Ainda nos Estados Unidos, além de me familiarizar com a poesia da vanguarda hispano-americana e poetas como Nicanor Parra, Cesar Vallejo, Pablo de Rohka, estudei os movimentos e artistas da vanguarda histórica e conheci melhor as obras de Ezra Pound, Wallace Stevens, Gertrude Stein, Elizabeth Bishop, e sobretudo a de William Carlos Williams, de quem cheguei a publicar algumas traduções. Em sessões de leitura, bastante frequentes em Yale e nas universidades americanas de modo geral, pude assistir a muitas performances de Adrienne Rich, Denise Levertov, John Ashbery, da própria Bishop, entre outros.

Foi assim se compondo, às vezes aleatoriamente, às vezes com a firmeza das paixões, o xadrez das referências que deram as linhas de uma formação sempre inacabada.

Em sua opinião, o que um crítico precisa observar para analisar bem um poema, extraindo dele o máximo de relações que permite estabelecer com seu entorno (o momento histórico, a tradição literária, os conflitos sociais etc.)?

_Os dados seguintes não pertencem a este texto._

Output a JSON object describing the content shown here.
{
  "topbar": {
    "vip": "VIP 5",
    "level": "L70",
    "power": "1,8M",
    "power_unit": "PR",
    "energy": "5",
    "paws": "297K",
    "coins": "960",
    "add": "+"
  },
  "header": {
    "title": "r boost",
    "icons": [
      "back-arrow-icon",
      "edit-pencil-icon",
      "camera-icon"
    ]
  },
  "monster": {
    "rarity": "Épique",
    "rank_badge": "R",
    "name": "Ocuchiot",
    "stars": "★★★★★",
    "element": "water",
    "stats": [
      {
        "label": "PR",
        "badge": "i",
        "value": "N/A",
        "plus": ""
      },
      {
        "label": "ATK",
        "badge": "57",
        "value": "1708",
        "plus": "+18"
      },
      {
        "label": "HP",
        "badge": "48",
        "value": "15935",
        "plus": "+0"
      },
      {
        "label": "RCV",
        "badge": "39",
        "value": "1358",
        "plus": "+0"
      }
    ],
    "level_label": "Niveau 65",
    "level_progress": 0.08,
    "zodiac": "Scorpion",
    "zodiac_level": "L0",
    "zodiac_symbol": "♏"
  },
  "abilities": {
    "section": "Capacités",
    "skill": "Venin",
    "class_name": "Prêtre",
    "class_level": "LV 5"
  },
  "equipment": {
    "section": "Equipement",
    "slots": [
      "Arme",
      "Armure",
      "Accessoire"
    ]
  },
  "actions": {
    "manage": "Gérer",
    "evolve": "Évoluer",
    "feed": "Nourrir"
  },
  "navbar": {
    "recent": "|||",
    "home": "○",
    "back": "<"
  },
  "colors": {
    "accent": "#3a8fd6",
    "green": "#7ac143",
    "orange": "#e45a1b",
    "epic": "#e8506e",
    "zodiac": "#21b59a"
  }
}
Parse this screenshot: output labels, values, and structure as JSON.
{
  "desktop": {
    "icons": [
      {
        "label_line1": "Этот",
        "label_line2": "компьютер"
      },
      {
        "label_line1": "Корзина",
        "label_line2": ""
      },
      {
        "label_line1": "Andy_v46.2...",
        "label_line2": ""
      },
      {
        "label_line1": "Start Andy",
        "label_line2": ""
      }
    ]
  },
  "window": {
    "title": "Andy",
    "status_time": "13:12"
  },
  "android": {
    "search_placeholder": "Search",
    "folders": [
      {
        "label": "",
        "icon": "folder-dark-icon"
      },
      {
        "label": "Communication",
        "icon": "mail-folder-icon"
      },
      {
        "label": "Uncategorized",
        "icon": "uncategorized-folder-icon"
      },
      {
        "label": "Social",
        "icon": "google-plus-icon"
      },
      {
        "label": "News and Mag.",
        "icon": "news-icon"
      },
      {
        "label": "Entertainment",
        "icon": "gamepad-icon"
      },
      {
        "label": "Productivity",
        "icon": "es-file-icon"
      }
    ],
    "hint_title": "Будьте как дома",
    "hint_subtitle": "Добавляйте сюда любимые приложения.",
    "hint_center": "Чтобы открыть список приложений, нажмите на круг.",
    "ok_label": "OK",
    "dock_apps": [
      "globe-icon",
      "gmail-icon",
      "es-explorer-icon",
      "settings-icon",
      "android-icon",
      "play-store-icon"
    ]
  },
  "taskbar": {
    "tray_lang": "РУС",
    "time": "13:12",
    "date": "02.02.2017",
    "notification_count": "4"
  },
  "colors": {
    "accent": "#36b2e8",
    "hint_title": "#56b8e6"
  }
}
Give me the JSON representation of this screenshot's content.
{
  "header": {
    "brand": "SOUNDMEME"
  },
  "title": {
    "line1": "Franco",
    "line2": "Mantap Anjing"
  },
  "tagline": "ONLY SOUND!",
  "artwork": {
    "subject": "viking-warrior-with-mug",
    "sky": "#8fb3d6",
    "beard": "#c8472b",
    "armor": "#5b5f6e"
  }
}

Se forma é história sedimentada, como define Adorno, não é correto pensar que se possa inscrever o poema em algo externo a ele, um entorno ou coisa que o valha. O poema é uma experiência da história e da sociedade, é um ímã altamente magnético que as nega e as reconstrói, as duas, no plano da configuração formal. Tampouco se pode acreditar, para analisar um poema, que as especialidades, as disciplinas, os métodos, valem na sua pureza transtemporal, à parte das contradições da experiência do presente. Mais ainda hoje, quando tudo foi solapado pela sociedade contemporânea e seu horror: procedimentos, figuras da linguagem, figuras retóricas, estilística psicológica, a própria noção de subjetividade, as convenções de gênero, tudo foi remexido.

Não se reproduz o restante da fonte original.